By Zach Murdock September 8, 2018
A new United Way report delivers a sobering statistic: Half of Danbury households struggle to pay for necessities like housing, child care and groceries.
But those 15,400 households across the city are not the initial stereotype that first comes to many people’s minds, local officials warn.
These are families who are “employed but constrained,” not homeless or living in squalor. They have jobs, many earning $20 to $40 per hour, but who still struggle to afford the nearly $78,000 in basic needs the report estimates a family of four faces every year.
“We’re talking about your home health aid or your grocery store clerk, not somebody out there panhandling on the street,” said Kim Morgan, CEO of the United Way of Western Connecticut. “If 50 percent of the people of Danbury are quietly struggling to put food on the table or pay their bills, they’re not complaining about it or telling people out on the street.

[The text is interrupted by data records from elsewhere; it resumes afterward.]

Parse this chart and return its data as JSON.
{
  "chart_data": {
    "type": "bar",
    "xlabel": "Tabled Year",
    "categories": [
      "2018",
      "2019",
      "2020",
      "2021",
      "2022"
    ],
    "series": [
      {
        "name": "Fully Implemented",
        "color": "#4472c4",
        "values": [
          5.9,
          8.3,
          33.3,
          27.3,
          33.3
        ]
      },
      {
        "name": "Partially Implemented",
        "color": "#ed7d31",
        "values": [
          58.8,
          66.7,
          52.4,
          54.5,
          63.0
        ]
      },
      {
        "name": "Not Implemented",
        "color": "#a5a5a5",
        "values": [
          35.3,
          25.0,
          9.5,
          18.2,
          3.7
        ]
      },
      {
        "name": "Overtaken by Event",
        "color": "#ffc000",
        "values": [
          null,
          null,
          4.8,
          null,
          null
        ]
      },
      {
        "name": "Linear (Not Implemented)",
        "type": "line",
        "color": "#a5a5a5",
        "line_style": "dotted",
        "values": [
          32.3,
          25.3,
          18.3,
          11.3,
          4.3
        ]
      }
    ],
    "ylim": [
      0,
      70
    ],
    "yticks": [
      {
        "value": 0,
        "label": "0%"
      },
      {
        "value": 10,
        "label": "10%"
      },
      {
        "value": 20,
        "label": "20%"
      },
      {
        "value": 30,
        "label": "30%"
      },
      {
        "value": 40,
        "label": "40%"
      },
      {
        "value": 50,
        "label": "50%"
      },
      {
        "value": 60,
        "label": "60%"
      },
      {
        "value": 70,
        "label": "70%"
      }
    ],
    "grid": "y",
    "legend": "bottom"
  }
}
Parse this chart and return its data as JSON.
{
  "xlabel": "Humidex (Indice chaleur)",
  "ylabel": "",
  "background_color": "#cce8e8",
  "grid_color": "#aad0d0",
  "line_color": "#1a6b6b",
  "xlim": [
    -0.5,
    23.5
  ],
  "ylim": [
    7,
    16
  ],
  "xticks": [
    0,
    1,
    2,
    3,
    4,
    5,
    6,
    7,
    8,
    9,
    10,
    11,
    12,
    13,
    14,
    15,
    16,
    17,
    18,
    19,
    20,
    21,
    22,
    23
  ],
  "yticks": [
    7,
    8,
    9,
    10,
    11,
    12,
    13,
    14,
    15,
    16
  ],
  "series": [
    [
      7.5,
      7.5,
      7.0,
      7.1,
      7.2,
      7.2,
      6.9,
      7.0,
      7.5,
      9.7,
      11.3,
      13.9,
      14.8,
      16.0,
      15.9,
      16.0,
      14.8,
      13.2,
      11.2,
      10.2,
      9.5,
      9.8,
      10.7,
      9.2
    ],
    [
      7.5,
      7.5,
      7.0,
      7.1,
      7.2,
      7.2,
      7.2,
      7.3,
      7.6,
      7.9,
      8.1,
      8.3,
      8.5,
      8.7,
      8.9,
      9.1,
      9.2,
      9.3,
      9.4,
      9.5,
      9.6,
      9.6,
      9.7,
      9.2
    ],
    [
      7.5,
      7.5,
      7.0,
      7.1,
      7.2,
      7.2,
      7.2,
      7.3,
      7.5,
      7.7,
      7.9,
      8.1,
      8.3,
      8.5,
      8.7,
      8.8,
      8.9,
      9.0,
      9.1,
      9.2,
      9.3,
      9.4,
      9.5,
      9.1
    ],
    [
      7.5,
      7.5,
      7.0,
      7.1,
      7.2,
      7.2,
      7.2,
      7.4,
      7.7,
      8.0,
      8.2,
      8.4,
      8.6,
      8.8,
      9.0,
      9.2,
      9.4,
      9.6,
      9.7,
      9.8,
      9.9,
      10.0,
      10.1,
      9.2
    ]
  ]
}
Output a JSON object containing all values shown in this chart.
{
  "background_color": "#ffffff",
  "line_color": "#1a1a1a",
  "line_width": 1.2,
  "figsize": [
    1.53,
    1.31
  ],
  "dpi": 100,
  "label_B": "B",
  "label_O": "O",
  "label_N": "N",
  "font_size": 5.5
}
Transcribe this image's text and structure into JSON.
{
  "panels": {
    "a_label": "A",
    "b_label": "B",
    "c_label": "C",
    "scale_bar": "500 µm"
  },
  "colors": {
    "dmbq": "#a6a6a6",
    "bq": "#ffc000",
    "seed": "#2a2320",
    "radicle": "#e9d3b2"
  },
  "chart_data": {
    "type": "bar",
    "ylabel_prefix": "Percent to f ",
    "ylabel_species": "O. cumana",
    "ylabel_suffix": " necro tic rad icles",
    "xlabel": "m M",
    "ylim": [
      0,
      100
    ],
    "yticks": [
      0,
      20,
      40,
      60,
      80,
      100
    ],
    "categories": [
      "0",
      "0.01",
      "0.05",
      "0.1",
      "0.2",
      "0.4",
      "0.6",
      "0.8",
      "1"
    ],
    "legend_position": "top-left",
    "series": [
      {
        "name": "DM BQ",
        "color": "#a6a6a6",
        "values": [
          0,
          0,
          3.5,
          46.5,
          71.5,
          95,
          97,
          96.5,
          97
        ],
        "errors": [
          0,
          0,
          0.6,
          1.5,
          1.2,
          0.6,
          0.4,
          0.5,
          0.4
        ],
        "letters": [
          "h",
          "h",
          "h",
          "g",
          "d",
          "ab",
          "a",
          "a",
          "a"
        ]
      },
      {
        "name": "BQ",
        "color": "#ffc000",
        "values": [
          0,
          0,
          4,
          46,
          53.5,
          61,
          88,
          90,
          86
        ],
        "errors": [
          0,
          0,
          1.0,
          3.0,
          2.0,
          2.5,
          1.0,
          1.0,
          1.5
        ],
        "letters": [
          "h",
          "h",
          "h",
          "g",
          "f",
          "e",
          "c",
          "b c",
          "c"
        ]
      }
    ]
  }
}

“But they’re the ones who can’t write the check for their child’s sports team,” she continued. “These are families who have to pause at every decision and calculate how they are going to make this happen.”
The findings punctuate the United Way’s annual financial hardship report, which found that almost 40 percent of households across the state — almost 540,000 — live below the federal poverty line or hover just above it and qualify as United Way asset-limited, income-constrained and employed, or ALICE, households.